- League: NCAA Division I
- Sport: Basketball
- Duration: November 2018–March 2019
- Teams: 10

Regular Season
- Champion: Wright State & Northern Kentucky
- Season MVP: Drew McDonald, Northern Kentucky

Tournament
- Champions: Northern Kentucky
- Runners-up: Wright State
- Finals MVP: Drew McDonald

Horizon League men's basketball seasons
- ← 2017–18 2019–20 →

= 2018–19 Horizon League men's basketball season =

The 2018–19 Horizon League men's basketball season began with practices in October 2018, followed by the start of the 2018–19 NCAA Division I men's basketball season in November. Conference play began in January 2019 and concluded in February 2019. The season marked the 39th season of Horizon League basketball.

== Preseason ==

===Preseason poll===
Source

| Rank | Team |
|---|---|
| 1 | Wright State (25) |
| 2 | Northern Kentucky (10) |
| 3 | UIC (4) |
| 4 | Oakland |
| 5 | Green Bay |
| 6 | IUPUI |
| 7 | Cleveland State |
| 8 | Milwaukee (1) |
| 9 | Youngstown State |
| 10 | Detroit Mercy |

() first place votes

===Preseason All-Conference Teams===
Source

| Award | Recipients |
|---|---|
| First Team | Tyree Appleby (Cleveland State) Sandy Cohen III (Green Bay) Drew McDonald (Northern Kentucky) Marcus Ottey (UIC) Loudon Love (Wright State) |
| Second Team | Kameron Hankerson (Green Bay) Jalen Tate (Northern Kentucky) Tarkus Ferguson (UIC) Mark Hughes (Wright State) Naz Bohannon (Youngstown State) |

Preseason Player of the Year: Drew McDonald, Northern Kentucky

== Regular season ==

===Conference matrix===
This table summarizes the head-to-head results between teams in conference play.
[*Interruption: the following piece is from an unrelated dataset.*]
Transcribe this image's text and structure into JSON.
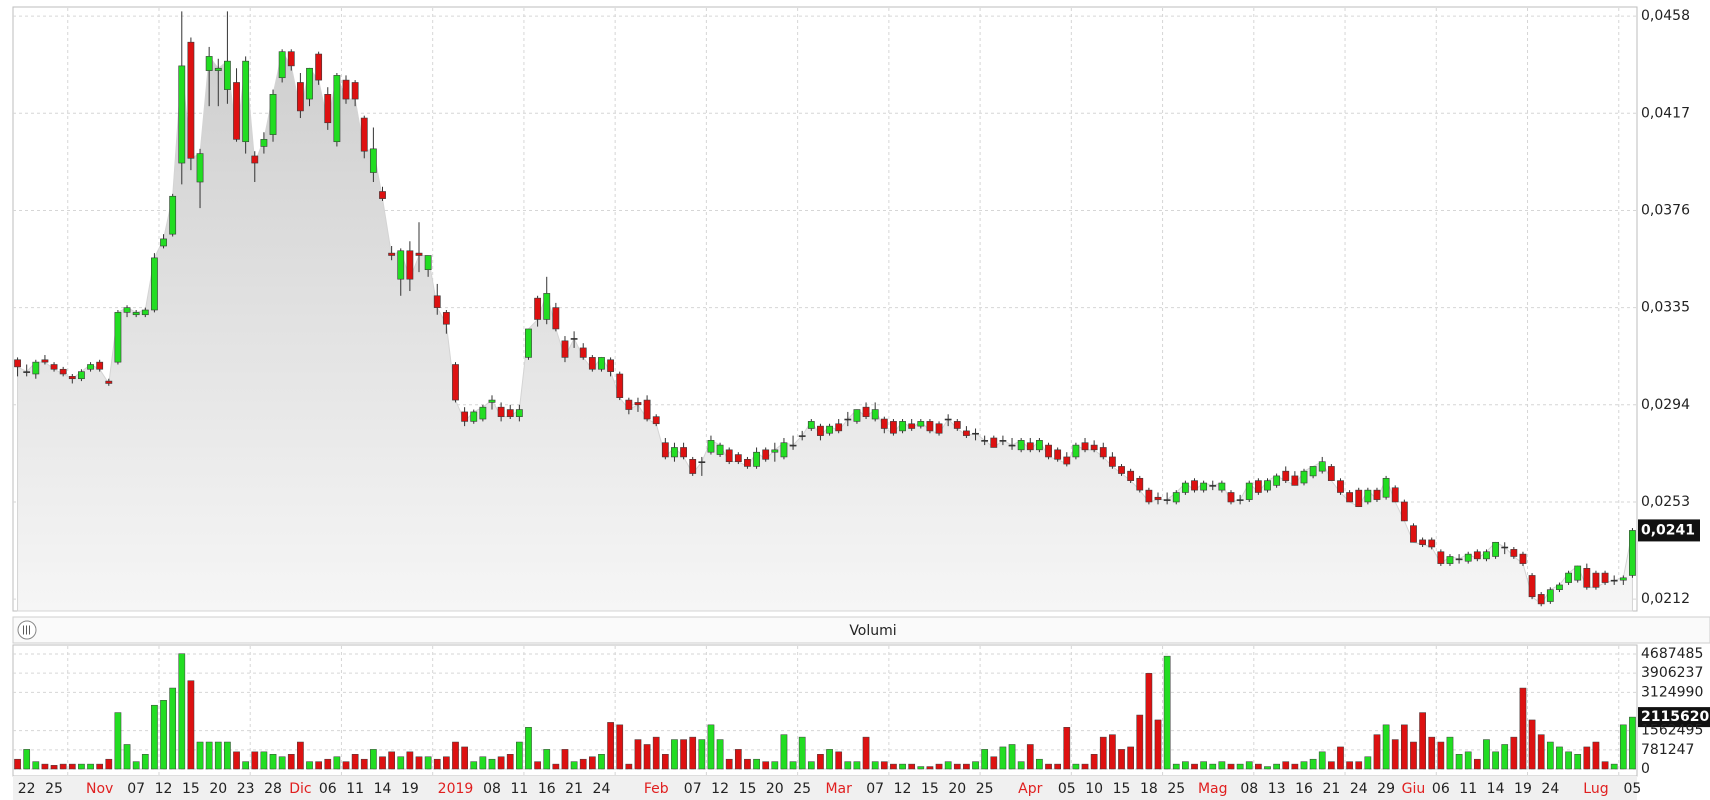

|  | Cleveland State | Detroit Mercy | Green Bay | IUPUI | Milwaukee | Northern Kentucky | Oakland | UIC | Wright State | Youngstown State |
|---|---|---|---|---|---|---|---|---|---|---|
| vs. Cleveland State | – | 2–0 | 2–0 | 1–1 | 1–1 | 1–1 | 2–0 | 2–0 | 2–0 | 0–2 |
| vs. Detroit Mercy | 0–2 | – | 1–1 | 1–1 | 0–2 | 2–0 | 2–0 | 2–0 | 1–1 | 1–1 |
| vs. Green Bay | 0–2 | 1–1 | – | 2–0 | 0–2 | 2–0 | 1–1 | 0–2 | 1–1 | 1–1 |
| vs. IUPUI | 1–1 | 1–1 | 0–2 | – | 1–1 | 1–1 | 1–1 | 1–1 | 2–0 | 2–0 |
| vs. Milwaukee | 1–1 | 2–0 | 2–0 | 1–1 | – | 2–0 | 1–1 | 1–1 | 2–0 | 2–0 |
| vs. Northern Kentucky | 1–1 | 0–2 | 0–2 | 1–1 | 0–2 | – | 1–1 | 1–1 | 1–1 | 0–2 |
| vs. Oakland | 0–2 | 0–2 | 1–1 | 1–1 | 1–1 | 1–1 | – | 0–2 | 2–0 | 1–1 |
| vs. UIC | 0–2 | 0–2 | 2–0 | 1–1 | 1–1 | 1–1 | 2–0 | – | 0–2 | 1–1 |
| vs. Wright State | 0–2 | 1–1 | 1–1 | 0–2 | 0–2 | 1–1 | 0–2 | 2–0 | – | 0–2 |
| vs. Youngstown State | 2–0 | 1–1 | 1–1 | 0–2 | 0–2 | 2–0 | 1–1 | 1–1 | 2–0 | – |
| Total | 5–13 | 8–10 | 10–8 | 8–10 | 4–14 | 13–5 | 11–7 | 10–8 | 13–5 | 8–10 |

==Coaches==

===Coaching changes===
On March 26, 2018, Detroit Mercy fired head coach Bacari Alexander after two seasons. On June 5, the school hired Texas Southern head coach Mike Davis as the Titans' new coach.